Nella sostanza, sintetizza Bartolomeo, l’intera «vita della chiesa si sviluppa come “discernimento”». Infatti, «il discernimento è richiesto perché possiamo salvare l’autentica tradizione e possiamo dare la bella testimonianza gradita a Cristo nel nostro tempo». Non solo, sempre il discernimento «presuppone, come è stato indicato dal Santo e grande Sinodo della Chiesa ortodossa, l’evangelizzazione del mondo, la missione, che “non deve essere compiuta in modo aggressivo ma nella libertà, nell’amore e nel rispetto dell’identità culturale dei singoli e dei popoli”». Infatti, «richiede discernimento il desiderio di sollecitare il dialogo tra cristiani e il dialogo con le religioni non cristiane come pure l’organizzazione di iniziative comuni e di attività concernenti i grandi problemi contemporanei». E, nell’incontrare il mondo contemporaneo, «che si fonda sui principi dell’autonomia e dell’autodeterminazione, il discernimento degli spiriti è necessario per riconoscere e valorizzare i segni dei tempi e manifestare, in questo ambito, il contenuto salvifico della libertà in Cristo, quale dono della grazia, senza che vengano respinte complessivamente e a priori le conquiste umane della civiltà odierna».
L’auspicio che il convegno di Bose «ricordi con nuova forza ai cristiani i principi ascetici fondamentali del corretto sviluppo spirituale di ogni persona e della società nel suo complesso» è espresso dal patriarca di Mosca Cirillo in un messaggio a firma del metropolita Ilarione, presidente del dipartimento delle relazioni esterne del patriarcato.
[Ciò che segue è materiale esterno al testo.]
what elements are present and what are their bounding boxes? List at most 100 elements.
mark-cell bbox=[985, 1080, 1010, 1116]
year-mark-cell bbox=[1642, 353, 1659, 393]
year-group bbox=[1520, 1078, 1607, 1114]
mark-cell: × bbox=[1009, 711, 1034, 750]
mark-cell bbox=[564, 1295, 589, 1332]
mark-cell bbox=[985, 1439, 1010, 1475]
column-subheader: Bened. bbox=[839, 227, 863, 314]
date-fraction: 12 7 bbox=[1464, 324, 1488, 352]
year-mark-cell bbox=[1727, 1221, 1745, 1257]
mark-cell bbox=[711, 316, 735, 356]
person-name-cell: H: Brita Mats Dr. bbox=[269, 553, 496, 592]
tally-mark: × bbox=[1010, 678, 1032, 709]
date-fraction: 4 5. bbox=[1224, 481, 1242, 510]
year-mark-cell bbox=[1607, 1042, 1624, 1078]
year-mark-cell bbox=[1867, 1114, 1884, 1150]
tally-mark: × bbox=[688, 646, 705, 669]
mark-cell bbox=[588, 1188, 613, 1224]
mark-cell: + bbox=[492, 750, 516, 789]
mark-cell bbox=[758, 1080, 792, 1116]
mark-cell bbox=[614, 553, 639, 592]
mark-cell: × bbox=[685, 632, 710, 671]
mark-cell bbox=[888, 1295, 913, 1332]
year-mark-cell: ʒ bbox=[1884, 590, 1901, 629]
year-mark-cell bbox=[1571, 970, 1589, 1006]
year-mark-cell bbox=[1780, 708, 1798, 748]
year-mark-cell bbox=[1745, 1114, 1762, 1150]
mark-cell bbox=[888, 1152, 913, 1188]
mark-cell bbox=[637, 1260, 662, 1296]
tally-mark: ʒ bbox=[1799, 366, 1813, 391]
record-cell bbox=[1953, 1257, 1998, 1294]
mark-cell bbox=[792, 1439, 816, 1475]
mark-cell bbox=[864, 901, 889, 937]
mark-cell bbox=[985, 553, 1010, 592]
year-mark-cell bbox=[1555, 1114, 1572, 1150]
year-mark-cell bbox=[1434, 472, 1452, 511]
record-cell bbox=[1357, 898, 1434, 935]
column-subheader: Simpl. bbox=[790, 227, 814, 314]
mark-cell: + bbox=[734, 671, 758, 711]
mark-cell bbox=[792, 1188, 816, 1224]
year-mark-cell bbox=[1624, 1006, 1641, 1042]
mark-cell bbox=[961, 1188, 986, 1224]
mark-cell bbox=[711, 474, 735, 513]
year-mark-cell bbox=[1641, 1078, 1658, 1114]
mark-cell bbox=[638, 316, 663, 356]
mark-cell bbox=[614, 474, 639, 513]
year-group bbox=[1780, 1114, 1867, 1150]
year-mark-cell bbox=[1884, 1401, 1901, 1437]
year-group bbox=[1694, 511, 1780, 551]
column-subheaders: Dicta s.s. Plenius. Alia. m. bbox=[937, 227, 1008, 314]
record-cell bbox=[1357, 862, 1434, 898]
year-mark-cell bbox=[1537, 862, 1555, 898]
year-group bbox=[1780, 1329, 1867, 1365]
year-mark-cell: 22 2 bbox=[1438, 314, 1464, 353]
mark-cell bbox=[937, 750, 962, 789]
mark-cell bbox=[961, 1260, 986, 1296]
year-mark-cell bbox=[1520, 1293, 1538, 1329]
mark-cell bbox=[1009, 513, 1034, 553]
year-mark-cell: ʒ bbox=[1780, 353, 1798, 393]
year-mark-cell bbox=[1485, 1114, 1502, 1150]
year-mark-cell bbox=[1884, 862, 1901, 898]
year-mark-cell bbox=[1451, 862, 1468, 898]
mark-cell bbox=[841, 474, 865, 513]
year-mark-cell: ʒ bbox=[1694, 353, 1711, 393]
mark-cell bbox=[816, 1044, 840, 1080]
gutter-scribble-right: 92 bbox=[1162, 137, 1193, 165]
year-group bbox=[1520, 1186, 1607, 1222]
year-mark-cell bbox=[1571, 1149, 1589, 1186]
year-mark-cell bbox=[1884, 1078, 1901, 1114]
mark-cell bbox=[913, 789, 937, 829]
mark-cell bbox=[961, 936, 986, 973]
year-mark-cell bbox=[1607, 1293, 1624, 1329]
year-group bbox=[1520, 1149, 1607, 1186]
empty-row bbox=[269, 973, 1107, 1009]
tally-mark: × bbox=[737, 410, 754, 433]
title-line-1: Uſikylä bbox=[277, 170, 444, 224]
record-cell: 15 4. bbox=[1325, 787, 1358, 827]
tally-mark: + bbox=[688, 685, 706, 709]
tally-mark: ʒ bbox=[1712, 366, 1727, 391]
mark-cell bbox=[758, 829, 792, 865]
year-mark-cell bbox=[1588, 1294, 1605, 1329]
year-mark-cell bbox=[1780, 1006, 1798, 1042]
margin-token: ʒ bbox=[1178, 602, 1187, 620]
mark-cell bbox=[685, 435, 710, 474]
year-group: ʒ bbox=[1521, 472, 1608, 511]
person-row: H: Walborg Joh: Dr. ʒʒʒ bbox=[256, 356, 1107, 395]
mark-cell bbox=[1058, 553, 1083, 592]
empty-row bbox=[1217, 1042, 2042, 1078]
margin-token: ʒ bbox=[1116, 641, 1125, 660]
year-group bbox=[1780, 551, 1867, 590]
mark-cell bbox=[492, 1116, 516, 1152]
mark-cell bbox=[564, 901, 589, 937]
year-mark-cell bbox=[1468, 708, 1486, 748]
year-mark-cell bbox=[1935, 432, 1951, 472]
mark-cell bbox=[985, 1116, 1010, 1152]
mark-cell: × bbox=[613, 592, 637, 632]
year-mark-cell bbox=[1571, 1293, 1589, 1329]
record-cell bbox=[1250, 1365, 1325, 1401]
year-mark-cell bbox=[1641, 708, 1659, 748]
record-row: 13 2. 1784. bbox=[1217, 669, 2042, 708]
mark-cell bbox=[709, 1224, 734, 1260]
Dopo aver ricordato come «negli scritti patristici il discernimento spirituale è spesso definito la fonte e la radice di tutte le virtù, il più grande dono della grazia divina, perché aiuta la persona a vivere secondo la volontà di Dio, proteggendola dall’inganno insidioso del diavolo», Ilarione mette in evidenza come «forse mai come oggi il pericolo dell’annebbiamento della coscienza minaccia l’umanità». Infatti, prosegue, «nel mondo contemporaneo, ciascun individuo è investito da un flusso enorme di informazioni, in cui non è sempre facile orientarsi; gli viene imposto uno stile di vita, difficilmente compatibile con l’insegnamento cristiano; innumerevoli tentazioni lo assalgono». E, ricordando come il patriarca Cirillo indichi la particolare rilevanza del discernimento spirituale, si sottolinea come «la missione della Chiesa oggi è proprio quella di insegnare alle giovani generazioni a distinguere il bene dal male, la verità dalle bugie, ciò che veramente vale da ciò che è effimero, transitorio, banale». In questo senso, viene evidenziato, «un lavoro comune in questa direzione può diventare un importante contributo alla cooperazione tra le Chiese nella predicazione del vangelo di Cristo al mondo contemporaneo».
Aspetti evidenziati, nella sostanza, anche nei messaggi inviati dai patriarchi Daniel (Romania) e Teodoro ii (Alessandria d’Egitto) e dal metropolita Onufrij (Kiev). Così come nelle parole inviate dall’arcivescovo di Canterbury, Justin Welby. «In quanto cristiani che cercano di condurre una vita cristiana sul modello di nostro Signore Gesù Cristo, abbiamo il dovere morale di considerare nelle nostre vite e nel nostro prendere decisioni la volontà di Dio. Ma per farlo abbiamo bisogno del dono del discernimento», scrive il primate della Comunione anglicana, che mette in rilevo come normalmente «i meno potenti hanno meno scelta ed è più facile che siano soggetti alle scelte prese da altri». Per questo, «se una decisione è ben presa, essa è presa dopo aver fatto discernimento della volontà di Dio».